- The paper introduces DotResize, a neuron merging technique via discrete optimal transport that preserves useful signals while reducing model width.
- It employs the Sinkhorn algorithm for soft neuron alignments and QR decomposition to maintain transformation matrix functionality within LLMs.
- Empirical results reveal significant perplexity reduction on benchmarks with models like Llama 3.1, Mistral, and Phi-4, maintaining near zero-shot performance.
DOTResize: Reducing LLM Width via Discrete Optimal Transport-based Neuron Merging
Introduction
The paper introduces DotResize, a new method for compressing LLMs by transforming neuron layers using discrete optimal transport (OT). This approach focuses on addressing computational redundancies at the neuron level, a departure from traditional pruning techniques. While pruning often discards neurons deemed unimportant, DotResize consolidates similar neurons, thus maintaining useful signals and redistributing them across reduced layers. The motivation for using OT is to provide a principled framework for neuron transformation, offering a robust alternative to existing methods that depend on specific hardware or pruning strategies.
Methodology
The DotResize method reframes neuron width reduction as a discrete optimal transport problem. Neurons in a layer are treated as a source distribution, while a subset, selected based on activation similarities, forms the target distribution. The transport plan is calculated using entropic regularization to ensure optimal mapping with soft alignments, which allows for linear neuron recombination rather than sparse one-to-one mappings.
Key innovations include:
- Transportation Maps: Constructed using the Sinkhorn algorithm to compute soft alignments between neuron activations, providing computational improvements over traditional methods.
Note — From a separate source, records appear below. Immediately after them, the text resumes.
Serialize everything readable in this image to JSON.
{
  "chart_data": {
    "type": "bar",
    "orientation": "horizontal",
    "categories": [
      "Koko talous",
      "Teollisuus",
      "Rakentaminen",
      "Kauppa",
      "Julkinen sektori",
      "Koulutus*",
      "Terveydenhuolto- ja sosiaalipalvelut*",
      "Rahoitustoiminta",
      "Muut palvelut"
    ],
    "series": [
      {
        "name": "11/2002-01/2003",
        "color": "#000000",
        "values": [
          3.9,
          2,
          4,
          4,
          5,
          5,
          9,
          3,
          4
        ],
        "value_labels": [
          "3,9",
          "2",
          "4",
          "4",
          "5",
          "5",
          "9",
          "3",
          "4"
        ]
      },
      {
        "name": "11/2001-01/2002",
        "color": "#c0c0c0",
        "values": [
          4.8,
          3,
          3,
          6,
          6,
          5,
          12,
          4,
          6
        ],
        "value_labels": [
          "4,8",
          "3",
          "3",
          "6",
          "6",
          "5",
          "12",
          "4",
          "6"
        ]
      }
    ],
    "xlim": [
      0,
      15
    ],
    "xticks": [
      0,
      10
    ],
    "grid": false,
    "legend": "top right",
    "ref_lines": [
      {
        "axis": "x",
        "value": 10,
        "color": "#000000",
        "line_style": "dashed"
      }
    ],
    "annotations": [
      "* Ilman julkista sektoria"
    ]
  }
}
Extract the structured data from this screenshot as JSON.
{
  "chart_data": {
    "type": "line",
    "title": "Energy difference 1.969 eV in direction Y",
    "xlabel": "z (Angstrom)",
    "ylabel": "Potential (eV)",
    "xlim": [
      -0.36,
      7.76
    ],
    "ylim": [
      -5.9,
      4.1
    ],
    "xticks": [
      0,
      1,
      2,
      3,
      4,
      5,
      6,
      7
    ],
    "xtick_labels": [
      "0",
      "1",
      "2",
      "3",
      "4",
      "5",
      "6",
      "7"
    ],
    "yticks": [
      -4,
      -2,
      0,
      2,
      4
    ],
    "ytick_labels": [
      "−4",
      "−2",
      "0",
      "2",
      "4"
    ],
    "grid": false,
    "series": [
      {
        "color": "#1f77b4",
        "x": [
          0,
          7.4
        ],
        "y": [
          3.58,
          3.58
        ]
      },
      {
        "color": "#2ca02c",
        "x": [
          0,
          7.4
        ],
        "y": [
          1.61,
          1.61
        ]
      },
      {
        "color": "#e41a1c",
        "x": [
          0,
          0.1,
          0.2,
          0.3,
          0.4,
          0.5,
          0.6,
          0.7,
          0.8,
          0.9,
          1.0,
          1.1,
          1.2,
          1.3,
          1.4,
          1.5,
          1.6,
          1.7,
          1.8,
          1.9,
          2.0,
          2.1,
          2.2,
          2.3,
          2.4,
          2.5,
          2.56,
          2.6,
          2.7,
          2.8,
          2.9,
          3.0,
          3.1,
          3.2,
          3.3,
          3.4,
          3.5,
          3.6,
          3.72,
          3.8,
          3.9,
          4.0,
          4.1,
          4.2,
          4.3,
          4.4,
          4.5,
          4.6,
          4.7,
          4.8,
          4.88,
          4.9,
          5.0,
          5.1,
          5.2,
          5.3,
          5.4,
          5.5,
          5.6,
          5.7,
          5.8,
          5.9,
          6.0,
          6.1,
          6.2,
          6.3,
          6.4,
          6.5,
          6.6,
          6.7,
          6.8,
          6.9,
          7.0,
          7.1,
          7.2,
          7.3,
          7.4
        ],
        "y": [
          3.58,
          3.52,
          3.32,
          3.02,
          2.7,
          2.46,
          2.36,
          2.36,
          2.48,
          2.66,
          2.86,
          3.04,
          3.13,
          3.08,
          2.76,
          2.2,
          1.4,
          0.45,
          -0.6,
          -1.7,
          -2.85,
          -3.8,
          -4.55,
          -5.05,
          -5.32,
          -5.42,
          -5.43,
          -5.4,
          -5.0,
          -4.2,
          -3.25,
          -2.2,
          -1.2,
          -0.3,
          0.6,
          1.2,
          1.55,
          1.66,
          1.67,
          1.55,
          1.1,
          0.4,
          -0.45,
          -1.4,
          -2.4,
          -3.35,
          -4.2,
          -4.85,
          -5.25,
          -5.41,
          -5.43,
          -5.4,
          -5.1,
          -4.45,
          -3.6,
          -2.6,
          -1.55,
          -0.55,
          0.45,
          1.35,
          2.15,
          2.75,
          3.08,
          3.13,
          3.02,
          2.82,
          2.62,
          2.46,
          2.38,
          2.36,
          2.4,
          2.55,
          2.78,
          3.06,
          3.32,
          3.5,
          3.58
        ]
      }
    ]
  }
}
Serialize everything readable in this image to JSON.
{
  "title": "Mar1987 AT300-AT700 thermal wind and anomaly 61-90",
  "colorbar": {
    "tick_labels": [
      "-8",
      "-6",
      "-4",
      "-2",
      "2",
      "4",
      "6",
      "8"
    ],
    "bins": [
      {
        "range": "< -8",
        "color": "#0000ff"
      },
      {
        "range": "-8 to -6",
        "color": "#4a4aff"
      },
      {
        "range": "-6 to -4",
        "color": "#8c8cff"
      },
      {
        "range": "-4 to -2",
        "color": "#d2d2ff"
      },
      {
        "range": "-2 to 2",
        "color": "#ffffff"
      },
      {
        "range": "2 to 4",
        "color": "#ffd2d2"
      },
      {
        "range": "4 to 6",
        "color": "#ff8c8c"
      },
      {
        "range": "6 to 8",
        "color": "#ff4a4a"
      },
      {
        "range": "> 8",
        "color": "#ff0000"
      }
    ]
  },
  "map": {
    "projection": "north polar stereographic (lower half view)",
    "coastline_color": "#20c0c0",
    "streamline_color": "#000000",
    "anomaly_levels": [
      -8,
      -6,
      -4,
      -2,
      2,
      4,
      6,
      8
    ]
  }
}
- Matrix Factorization: QR decomposition is employed to maintain functional invariance of transform matrices within the Transformer architecture, ensuring orthogonality where necessary to preserve RMSNorm layers.
Results
Empirical evaluations reveal that DotResize offers superior performance compared to both simple magnitude pruning and state-of-the-art methods like SliceGPT. Testing on various LLM architectures (Llama 3.1, Mistral, and Phi-4) shows significant reductions in perplexity on tasks such as Wikitext-2, indicating robust compression without substantial performance loss. Notably, the method often recovers performance lost due to pruning, particularly noticeable in models like Phi-4 which maintained nearly their full zero-shot capabilities even at substantial width reduction levels.
Implications and Future Work
The implications of this approach are twofold:
- Theoretical: The paper advances the understanding of neuron-level redundancies, highlighting the potential of soft neuron alignment to improve compression while retaining functionality.
- Practical: The method reduces model latency and memory usage, facilitating broader accessibility and deployment of LLMs under constrained computational environments. However, the reliance on calibration data remains a limitation, necessitating further exploration into data-free or minimal data scenarios.
Future research could explore the integration of DotResize with other parameter compression techniques like quantization, and the adaptation of the method to multimodal and multilingual models. The ongoing challenge is to balance compression with performance across diverse model architectures without compromising the underlying capabilities of the models.
Conclusion
DotResize demonstrates a novel and effective approach to neuron-level compression in large Transformer models, utilizing optimal transport as a foundation for merging similar neurons. By maintaining signal integrity while achieving significant reductions in model size and computational cost, the method offers a promising direction for future research in model compression and efficient deep learning architectures.